Il faut préciser que ce n’est pas la première descente effectuée par un Chef de gouvernement au port de Radès depuis 2011 et que le diagnostic effectué ne diffère pas beaucoup de ceux qui l’ont précédé. Tout le monde connaît où réside le mal dans ce port, où les règles de transparence, de la rigueur, de la compétitivité, de la qualité du service rendu sont bafouées par ceux-là mêmes qui sont prêts à utiliser tous les moyens pour que le statu quo perdure et le système mafieux continue à prospérer.
La faute n’incombe pas aux seuls douaniers, devenus par la force des choses un maillon essentiel dans le système de contrebande, de commerce illicite et de corruption que personne n’a pu vaincre.
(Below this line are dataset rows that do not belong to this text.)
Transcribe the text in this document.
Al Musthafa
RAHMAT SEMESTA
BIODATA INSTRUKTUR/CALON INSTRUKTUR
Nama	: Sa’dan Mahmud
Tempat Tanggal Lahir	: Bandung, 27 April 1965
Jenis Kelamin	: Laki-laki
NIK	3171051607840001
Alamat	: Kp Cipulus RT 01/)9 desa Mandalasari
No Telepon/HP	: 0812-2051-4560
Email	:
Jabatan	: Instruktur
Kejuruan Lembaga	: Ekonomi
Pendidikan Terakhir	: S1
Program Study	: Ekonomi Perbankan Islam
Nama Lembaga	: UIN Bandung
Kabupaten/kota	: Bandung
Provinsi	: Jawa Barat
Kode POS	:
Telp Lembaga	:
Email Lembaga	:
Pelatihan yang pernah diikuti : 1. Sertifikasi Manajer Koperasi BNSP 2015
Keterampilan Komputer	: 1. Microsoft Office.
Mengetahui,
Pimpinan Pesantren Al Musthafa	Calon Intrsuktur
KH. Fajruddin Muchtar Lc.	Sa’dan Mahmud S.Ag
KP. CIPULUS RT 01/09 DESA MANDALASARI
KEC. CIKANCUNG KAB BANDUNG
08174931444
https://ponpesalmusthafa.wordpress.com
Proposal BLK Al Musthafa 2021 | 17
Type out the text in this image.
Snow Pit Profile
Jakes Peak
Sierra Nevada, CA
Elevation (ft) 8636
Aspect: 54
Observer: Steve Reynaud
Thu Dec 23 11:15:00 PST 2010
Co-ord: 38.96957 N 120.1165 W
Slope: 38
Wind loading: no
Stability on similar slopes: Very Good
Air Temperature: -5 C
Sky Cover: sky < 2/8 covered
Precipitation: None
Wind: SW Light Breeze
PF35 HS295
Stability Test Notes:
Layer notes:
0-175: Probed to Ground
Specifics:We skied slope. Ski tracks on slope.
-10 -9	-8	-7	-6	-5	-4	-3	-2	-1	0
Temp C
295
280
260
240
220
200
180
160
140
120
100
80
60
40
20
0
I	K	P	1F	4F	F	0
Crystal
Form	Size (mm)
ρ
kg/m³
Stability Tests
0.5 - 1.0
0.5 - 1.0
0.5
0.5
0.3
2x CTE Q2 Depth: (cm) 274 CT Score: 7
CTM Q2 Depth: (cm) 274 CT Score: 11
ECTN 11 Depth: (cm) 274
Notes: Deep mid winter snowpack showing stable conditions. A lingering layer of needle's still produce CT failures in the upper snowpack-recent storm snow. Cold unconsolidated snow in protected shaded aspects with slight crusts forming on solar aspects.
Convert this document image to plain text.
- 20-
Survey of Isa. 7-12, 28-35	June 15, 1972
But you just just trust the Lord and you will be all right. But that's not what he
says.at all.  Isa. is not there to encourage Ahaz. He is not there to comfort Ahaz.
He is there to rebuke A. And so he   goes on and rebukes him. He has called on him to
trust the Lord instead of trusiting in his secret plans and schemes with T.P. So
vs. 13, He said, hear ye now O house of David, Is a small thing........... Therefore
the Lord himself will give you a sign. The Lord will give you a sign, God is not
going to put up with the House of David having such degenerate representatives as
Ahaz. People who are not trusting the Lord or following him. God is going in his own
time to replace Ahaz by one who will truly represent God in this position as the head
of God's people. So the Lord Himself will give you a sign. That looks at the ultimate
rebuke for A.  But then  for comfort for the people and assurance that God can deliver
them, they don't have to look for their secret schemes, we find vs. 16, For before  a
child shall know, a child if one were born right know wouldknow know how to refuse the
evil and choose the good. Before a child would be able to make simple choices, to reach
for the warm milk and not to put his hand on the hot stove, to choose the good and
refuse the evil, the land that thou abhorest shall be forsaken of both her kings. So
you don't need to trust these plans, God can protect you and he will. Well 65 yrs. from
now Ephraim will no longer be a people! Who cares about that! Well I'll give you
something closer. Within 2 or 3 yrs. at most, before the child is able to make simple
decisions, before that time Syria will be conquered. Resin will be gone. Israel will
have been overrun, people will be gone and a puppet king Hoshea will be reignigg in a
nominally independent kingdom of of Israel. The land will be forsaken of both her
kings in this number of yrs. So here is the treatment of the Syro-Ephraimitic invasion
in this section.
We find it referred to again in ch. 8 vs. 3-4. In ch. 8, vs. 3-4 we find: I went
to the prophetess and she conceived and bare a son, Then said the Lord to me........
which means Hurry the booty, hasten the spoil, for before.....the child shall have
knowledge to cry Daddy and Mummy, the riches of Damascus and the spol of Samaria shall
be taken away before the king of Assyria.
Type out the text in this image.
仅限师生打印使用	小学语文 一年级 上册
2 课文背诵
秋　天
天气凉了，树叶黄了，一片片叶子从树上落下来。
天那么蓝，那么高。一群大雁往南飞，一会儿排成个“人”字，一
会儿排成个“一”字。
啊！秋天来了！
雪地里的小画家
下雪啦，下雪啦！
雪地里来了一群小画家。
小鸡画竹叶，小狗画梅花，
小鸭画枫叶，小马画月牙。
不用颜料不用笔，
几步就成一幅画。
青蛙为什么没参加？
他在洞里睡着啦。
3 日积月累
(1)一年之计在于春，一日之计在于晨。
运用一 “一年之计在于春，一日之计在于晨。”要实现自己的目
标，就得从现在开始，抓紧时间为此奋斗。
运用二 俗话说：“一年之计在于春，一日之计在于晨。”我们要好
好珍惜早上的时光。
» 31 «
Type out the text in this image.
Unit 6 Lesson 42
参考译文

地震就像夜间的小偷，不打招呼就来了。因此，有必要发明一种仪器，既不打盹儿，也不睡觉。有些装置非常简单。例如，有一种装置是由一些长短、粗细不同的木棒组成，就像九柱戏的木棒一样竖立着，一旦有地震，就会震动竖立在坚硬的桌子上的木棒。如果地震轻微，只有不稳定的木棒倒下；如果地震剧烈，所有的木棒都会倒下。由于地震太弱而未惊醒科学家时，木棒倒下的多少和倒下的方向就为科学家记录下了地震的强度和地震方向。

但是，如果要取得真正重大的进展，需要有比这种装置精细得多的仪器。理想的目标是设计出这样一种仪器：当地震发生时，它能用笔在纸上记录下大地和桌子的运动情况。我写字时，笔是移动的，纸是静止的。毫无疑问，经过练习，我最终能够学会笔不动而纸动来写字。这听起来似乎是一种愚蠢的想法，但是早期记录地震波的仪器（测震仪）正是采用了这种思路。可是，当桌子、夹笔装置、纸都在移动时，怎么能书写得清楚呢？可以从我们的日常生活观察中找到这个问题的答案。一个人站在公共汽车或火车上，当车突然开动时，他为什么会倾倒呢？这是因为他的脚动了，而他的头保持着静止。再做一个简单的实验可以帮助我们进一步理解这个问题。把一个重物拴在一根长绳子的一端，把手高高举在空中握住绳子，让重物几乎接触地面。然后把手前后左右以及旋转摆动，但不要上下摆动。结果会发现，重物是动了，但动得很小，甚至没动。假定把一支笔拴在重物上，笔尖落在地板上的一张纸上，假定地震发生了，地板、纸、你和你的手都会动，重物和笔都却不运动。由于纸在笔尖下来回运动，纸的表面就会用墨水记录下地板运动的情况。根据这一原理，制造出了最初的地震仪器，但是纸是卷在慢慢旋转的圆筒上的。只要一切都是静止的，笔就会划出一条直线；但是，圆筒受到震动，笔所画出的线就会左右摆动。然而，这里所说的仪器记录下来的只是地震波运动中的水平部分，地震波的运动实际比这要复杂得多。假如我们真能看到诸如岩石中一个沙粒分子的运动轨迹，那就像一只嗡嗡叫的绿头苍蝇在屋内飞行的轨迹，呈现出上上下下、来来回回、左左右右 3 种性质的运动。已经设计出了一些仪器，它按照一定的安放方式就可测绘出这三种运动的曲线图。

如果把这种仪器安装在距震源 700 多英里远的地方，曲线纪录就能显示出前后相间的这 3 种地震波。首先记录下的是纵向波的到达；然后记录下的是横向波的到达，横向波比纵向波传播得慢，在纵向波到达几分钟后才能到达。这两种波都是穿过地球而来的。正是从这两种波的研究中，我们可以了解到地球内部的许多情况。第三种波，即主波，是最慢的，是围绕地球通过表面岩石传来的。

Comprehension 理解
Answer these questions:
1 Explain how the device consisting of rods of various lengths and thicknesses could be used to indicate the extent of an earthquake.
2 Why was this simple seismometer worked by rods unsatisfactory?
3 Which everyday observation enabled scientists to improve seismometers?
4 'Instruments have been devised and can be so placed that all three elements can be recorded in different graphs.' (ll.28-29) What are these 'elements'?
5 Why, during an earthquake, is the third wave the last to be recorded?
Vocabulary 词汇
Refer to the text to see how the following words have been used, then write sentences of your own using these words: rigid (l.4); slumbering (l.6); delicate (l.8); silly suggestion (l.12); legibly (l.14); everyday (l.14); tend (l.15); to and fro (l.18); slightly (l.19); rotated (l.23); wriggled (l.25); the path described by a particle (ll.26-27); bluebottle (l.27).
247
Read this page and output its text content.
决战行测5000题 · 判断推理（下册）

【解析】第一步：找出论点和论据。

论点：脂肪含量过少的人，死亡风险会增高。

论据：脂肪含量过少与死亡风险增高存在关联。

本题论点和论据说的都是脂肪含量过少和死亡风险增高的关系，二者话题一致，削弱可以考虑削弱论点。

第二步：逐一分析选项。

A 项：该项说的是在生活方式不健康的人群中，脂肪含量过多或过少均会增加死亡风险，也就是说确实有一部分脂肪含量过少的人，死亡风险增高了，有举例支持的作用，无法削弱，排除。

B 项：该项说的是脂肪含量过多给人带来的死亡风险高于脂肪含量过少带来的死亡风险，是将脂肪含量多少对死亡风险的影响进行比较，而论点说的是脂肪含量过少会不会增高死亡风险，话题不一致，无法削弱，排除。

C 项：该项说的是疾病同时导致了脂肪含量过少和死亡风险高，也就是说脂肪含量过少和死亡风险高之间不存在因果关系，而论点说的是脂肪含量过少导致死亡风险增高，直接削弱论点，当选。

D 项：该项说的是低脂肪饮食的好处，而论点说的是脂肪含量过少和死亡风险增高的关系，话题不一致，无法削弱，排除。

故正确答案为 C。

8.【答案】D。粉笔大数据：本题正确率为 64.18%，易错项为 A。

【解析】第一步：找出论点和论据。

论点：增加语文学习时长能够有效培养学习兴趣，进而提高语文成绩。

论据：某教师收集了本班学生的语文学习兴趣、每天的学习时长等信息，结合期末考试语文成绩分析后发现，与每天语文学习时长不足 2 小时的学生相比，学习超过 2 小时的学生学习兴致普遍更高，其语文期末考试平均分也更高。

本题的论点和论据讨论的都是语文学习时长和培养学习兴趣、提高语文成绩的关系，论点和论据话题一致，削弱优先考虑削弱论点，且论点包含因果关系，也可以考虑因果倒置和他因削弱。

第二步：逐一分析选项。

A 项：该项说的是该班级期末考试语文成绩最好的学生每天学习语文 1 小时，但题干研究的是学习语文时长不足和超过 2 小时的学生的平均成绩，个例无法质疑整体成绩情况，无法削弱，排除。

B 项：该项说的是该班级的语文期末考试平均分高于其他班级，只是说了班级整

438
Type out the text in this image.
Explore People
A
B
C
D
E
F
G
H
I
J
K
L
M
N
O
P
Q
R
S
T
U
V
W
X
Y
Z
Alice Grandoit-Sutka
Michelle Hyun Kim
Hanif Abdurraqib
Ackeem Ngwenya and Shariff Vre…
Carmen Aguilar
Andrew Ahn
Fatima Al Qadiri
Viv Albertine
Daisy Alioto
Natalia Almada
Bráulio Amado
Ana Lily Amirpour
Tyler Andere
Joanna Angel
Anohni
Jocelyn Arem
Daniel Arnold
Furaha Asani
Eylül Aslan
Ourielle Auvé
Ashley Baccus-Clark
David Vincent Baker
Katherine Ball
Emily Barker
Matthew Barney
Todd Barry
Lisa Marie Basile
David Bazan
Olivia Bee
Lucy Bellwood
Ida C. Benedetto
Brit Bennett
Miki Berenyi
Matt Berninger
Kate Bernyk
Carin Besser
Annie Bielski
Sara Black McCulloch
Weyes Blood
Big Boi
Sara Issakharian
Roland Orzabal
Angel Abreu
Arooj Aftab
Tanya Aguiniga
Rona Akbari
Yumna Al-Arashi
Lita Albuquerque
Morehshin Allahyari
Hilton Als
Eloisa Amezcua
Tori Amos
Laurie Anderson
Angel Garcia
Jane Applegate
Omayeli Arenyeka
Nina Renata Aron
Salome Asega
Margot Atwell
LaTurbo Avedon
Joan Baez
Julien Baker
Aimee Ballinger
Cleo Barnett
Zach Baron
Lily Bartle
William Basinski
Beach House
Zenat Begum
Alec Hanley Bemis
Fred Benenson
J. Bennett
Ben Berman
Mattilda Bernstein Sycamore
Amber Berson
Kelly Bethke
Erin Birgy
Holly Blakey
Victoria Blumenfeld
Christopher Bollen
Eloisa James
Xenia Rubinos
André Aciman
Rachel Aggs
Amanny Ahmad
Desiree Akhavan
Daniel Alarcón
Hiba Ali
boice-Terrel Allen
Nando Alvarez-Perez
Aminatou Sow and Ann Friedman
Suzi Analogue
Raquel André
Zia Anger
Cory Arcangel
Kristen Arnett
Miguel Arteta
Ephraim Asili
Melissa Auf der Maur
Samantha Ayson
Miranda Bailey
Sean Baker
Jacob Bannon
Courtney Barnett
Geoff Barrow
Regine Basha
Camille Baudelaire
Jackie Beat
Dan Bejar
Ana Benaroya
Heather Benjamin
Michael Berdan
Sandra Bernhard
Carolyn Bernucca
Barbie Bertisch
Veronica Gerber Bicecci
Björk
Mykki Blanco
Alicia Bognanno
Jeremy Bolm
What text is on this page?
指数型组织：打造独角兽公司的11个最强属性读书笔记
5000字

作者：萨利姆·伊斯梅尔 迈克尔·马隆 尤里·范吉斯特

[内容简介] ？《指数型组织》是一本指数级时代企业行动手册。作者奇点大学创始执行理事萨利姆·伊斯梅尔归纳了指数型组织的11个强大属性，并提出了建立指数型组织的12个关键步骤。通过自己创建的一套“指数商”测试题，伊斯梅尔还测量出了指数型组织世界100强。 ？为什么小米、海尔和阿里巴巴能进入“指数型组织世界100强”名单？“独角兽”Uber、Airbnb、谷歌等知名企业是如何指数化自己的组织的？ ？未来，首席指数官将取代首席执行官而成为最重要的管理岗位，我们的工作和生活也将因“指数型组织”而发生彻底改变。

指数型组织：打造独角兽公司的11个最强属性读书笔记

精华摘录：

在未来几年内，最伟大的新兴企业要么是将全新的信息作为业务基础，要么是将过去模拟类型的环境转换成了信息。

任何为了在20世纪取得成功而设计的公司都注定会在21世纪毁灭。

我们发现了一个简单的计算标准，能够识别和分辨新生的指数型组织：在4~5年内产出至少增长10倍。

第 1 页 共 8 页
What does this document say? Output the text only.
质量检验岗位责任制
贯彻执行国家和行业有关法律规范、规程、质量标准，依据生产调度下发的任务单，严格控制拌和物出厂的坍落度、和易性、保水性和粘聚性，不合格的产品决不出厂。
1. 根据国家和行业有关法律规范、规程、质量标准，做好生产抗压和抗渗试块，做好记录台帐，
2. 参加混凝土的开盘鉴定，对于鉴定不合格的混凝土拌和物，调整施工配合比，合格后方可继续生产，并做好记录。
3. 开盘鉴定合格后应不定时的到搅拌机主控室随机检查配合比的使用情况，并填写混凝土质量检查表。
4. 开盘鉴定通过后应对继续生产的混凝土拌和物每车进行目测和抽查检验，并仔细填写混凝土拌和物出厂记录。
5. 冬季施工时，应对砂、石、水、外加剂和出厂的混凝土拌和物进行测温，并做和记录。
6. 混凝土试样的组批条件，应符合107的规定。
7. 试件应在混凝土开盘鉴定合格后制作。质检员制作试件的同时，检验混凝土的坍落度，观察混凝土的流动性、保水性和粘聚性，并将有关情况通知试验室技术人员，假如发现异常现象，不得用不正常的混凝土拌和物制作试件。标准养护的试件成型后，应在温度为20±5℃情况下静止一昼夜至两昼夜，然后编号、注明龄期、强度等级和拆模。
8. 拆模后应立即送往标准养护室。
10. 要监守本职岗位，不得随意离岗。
Les défaillances sont structurelles gagnant en complexité depuis 2011. Le port est devenu une sorte de no man’s land, une enclave contrôlée par une pieuvre prête à défendre ses intérêts par tous les moyens. Par la destruction des installations, des caméras de surveillance, des scanners, des chariots, le blocage de l’activité. Par l’opposition farouche des employés de la STAM à toute concurrence et présence de parties capables d’améliorer les performances de ce port.
La solution des problèmes dont souffre le port de Radès exige inévitablement beaucoup de courage et une détermination sans faille de briser le cercle des contrebandiers, des barons du commerce parallèle et de leurs complices et en même de forcer la mise en œuvre effective des réformes dans ce secteur névralgique.